I once brought up the number of lds I was seeing at the office with my therapist. That’s when I asked her if there was a Mormon working there. She said no and went on to say that a lot of women in therapy were/are in very “dogmatic” churches .
5 D'Arcy // Feb 15, 2008 at 4:21 pm
Lessie, Thank you for your beautiful life stories. I happened upon this blog after reading Exponent II. I am currently active in the LDS faith, meaning I attend my meetings and perform my calling, but have been widely questioning the whole process of why I shouldn’t be questioning. I don’t understand the fear behind the questions, and feel that my whole life I have questioned authority, women’s roles, and especially my seemingly sole call to be a mother and a caregiver to others. I think any religion or non-religion, should embrace the questions and not fear them. I’m figuring things out on a whole different level lately and appreciate people who can be honest and real about the paths their lives have taken. Thank you.
6 Lessie // Feb 15, 2008 at 5:26 pm
Wren, I’ve heard that the idea of Utah’s antidepressant rate doesn’t really have to do with LDS women, but I don’t have a link to the article that supposedly debunked it, so who knows. I think that dogmatic religions cause a lot of cognitive dissonance for women who know inside themselves that they have a lot to offer the world but who are told that their salvation rests in repressing those things.
D’Arcy I’m glad this was helpful to you. I hope your questioning eventually brings you peace–regardless of where it leads you.

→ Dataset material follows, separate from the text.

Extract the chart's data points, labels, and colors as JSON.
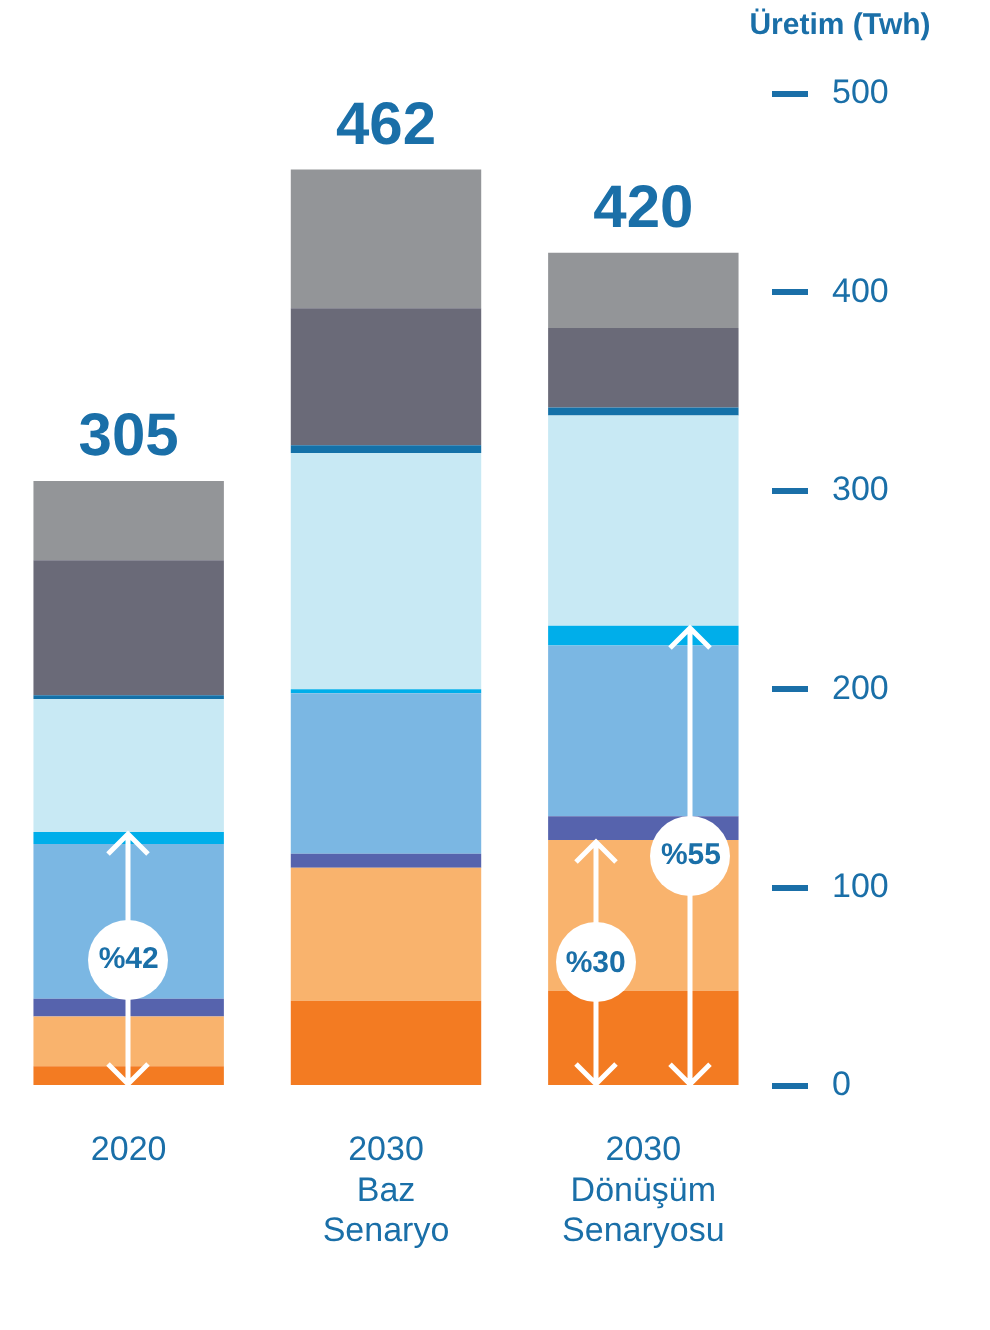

7 Elise // Feb 16, 2008 at 5:33 pm
“Ironically, the integrity that the church had taught me was what made me decide to leave”
I’ve felt exactly like that!
And, I think it is beautiful what you said about choosing to be engaged with others rather than salvation, if the choice had to be made….more people in the world who felt that way openly is probably the best way to save the world in the end, anyway.

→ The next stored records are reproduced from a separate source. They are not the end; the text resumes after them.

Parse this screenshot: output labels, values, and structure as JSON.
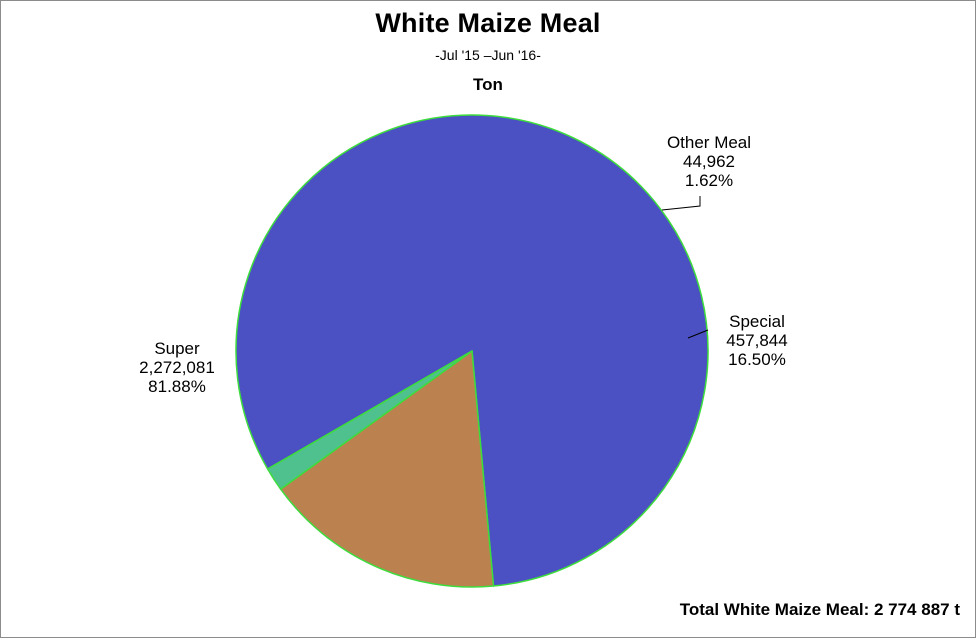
{
  "chart_data": {
    "type": "pie",
    "title": "White Maize Meal",
    "subtitle": "-Jul '15 –Jun '16-",
    "unit_label": "Ton",
    "total_label": "Total White Maize Meal: 2 774 887 t",
    "slices": [
      {
        "label": "Super",
        "value": 2272081,
        "value_text": "2,272,081",
        "percent": 81.88,
        "percent_text": "81.88%",
        "color": "#4b50c2"
      },
      {
        "label": "Special",
        "value": 457844,
        "value_text": "457,844",
        "percent": 16.5,
        "percent_text": "16.50%",
        "color": "#bb814f"
      },
      {
        "label": "Other Meal",
        "value": 44962,
        "value_text": "44,962",
        "percent": 1.62,
        "percent_text": "1.62%",
        "color": "#4ec18f"
      }
    ],
    "border_color": "#3ddc3d"
  }
}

8 Lessie // Feb 16, 2008 at 8:03 pm
Elise, I’m glad I’m not the only one. I just don’t know how to explain it to people who don’t seem to see the same problems.

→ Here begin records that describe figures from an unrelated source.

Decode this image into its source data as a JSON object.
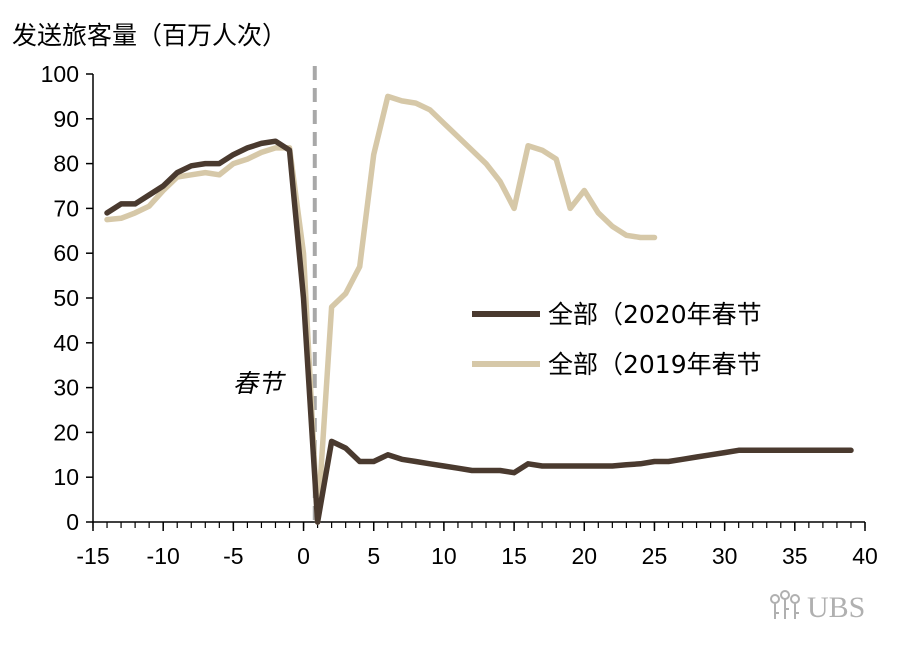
{
  "chart_data": {
    "type": "line",
    "title": "",
    "ylabel": "发送旅客量（百万人次）",
    "xlabel": "",
    "xlim": [
      -15,
      40
    ],
    "ylim": [
      0,
      100
    ],
    "x_ticks": [
      -15,
      -10,
      -5,
      0,
      5,
      10,
      15,
      20,
      25,
      30,
      35,
      40
    ],
    "y_ticks": [
      0,
      10,
      20,
      30,
      40,
      50,
      60,
      70,
      80,
      90,
      100
    ],
    "grid": false,
    "legend_position": "center-right",
    "annotations": [
      {
        "text": "春节",
        "x": 0.8
      }
    ],
    "series": [
      {
        "name": "全部（2020年春节",
        "color": "#4a3a2f",
        "x": [
          -14,
          -13,
          -12,
          -11,
          -10,
          -9,
          -8,
          -7,
          -6,
          -5,
          -4,
          -3,
          -2,
          -1,
          0,
          1,
          2,
          3,
          4,
          5,
          6,
          7,
          8,
          9,
          10,
          11,
          12,
          13,
          14,
          15,
          16,
          17,
          18,
          19,
          20,
          21,
          22,
          23,
          24,
          25,
          26,
          27,
          28,
          29,
          30,
          31,
          32,
          33,
          34,
          35,
          36,
          37,
          38,
          39
        ],
        "y": [
          69,
          71,
          71,
          73,
          75,
          78,
          79.5,
          80,
          80,
          82,
          83.5,
          84.5,
          85,
          83,
          50,
          0,
          18,
          16.5,
          13.5,
          13.5,
          15,
          14,
          13.5,
          13,
          12.5,
          12,
          11.5,
          11.5,
          11.5,
          11,
          13,
          12.5,
          12.5,
          12.5,
          12.5,
          12.5,
          12.5,
          12.8,
          13,
          13.5,
          13.5,
          14,
          14.5,
          15,
          15.5,
          16,
          16,
          16,
          16,
          16,
          16,
          16,
          16,
          16
        ]
      },
      {
        "name": "全部（2019年春节",
        "color": "#d6c8a8",
        "x": [
          -14,
          -13,
          -12,
          -11,
          -10,
          -9,
          -8,
          -7,
          -6,
          -5,
          -4,
          -3,
          -2,
          -1,
          0,
          1,
          2,
          3,
          4,
          5,
          6,
          7,
          8,
          9,
          10,
          11,
          12,
          13,
          14,
          15,
          16,
          17,
          18,
          19,
          20,
          21,
          22,
          23,
          24,
          25
        ],
        "y": [
          67.5,
          67.8,
          69,
          70.5,
          74,
          77,
          77.5,
          78,
          77.5,
          80,
          81,
          82.5,
          83.5,
          83.5,
          60,
          0,
          48,
          51,
          57,
          82,
          95,
          94,
          93.5,
          92,
          89,
          86,
          83,
          80,
          76,
          70,
          84,
          83,
          81,
          70,
          74,
          69,
          66,
          64,
          63.5,
          63.5
        ]
      }
    ]
  },
  "watermark": {
    "logo_text": "UBS",
    "color": "#b0b0b0"
  }
}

9 wren // Feb 16, 2008 at 8:38 pm
I second that about the church teaching me things that ultimately led me away. One thing I’ve found is more “true” for me outside than in is that I feel honestly free to embrace this from the 13th article of faith: “…If there is anything virtuous, lovely, or of good report or praiseworthy, we seek after these things.”
Some years back I owned a compilation of talks from BYU women’s conferences over the course of 25 years. I was surprised to find references to non-KJV bibles and encouragement to read various non-standard works literature in early talks. There was nothing of the sort in the 90′s and 00′s talks.
As the education counselor in RS, I was told to make sure I told those called to teach that it was best to stick with church approved materials for lessons. So much for seeking.